Conversation

Notices

1. Embed this notice
   silverpill (silverpill@mitra.social)'s status on Friday, 06-Dec-2024 21:48:35 JST silverpill

   @helge Apparently Streams has some mechanism for protecting attachments. Media URLs in non-public posts look like this:

   https://{domain}/photo/{filename}.jpg?token={token}

   I don't know how exactly it works, but I assume this token somehow encodes post's audience and the server verifies that HTTP signature on GET request is created by an actor who is part of that audience.

   • Embed this notice
     silverpill (silverpill@mitra.social)'s status on Saturday, 07-Dec-2024 02:55:43 JST silverpill

     in reply to

     • Alexandre Hannud Abdo

     @aleabdo I came up with the theory about audience when I noticed that URLs of public images (like profile pictures) don't have a token.

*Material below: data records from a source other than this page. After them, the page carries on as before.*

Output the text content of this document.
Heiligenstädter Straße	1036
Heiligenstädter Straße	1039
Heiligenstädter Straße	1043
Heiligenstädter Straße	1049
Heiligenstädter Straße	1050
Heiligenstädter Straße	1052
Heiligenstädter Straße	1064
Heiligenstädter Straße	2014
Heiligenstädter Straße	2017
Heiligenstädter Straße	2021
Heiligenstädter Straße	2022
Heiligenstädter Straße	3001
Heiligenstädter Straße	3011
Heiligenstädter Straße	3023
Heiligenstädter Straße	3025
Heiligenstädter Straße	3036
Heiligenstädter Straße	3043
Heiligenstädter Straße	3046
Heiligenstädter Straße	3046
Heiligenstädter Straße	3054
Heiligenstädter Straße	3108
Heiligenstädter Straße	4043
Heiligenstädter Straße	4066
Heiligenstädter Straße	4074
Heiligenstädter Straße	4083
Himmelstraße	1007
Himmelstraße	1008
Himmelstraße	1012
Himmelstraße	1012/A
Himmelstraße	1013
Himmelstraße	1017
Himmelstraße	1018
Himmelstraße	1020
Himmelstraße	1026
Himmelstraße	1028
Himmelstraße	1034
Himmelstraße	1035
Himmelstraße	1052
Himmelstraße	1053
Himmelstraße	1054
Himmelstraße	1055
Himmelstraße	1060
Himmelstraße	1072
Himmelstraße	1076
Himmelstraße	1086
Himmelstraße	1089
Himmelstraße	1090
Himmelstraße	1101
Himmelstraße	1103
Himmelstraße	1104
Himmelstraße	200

But maybe this is due to some other reason.

   • Embed this notice
     Alexandre Hannud Abdo (aleabdo@hubzilla.com.br)'s status on Saturday, 07-Dec-2024 02:56:16 JST Alexandre Hannud Abdo

     in reply to
     @silverpill IIRR at least in Hubzilla that token is just part of OpenWebAuth's "magic authentication". Where I guess the token contains info about which instance(s?) to contact in order to verify your identity. The audience is kept in the media server(s) database and sync'ed between clones.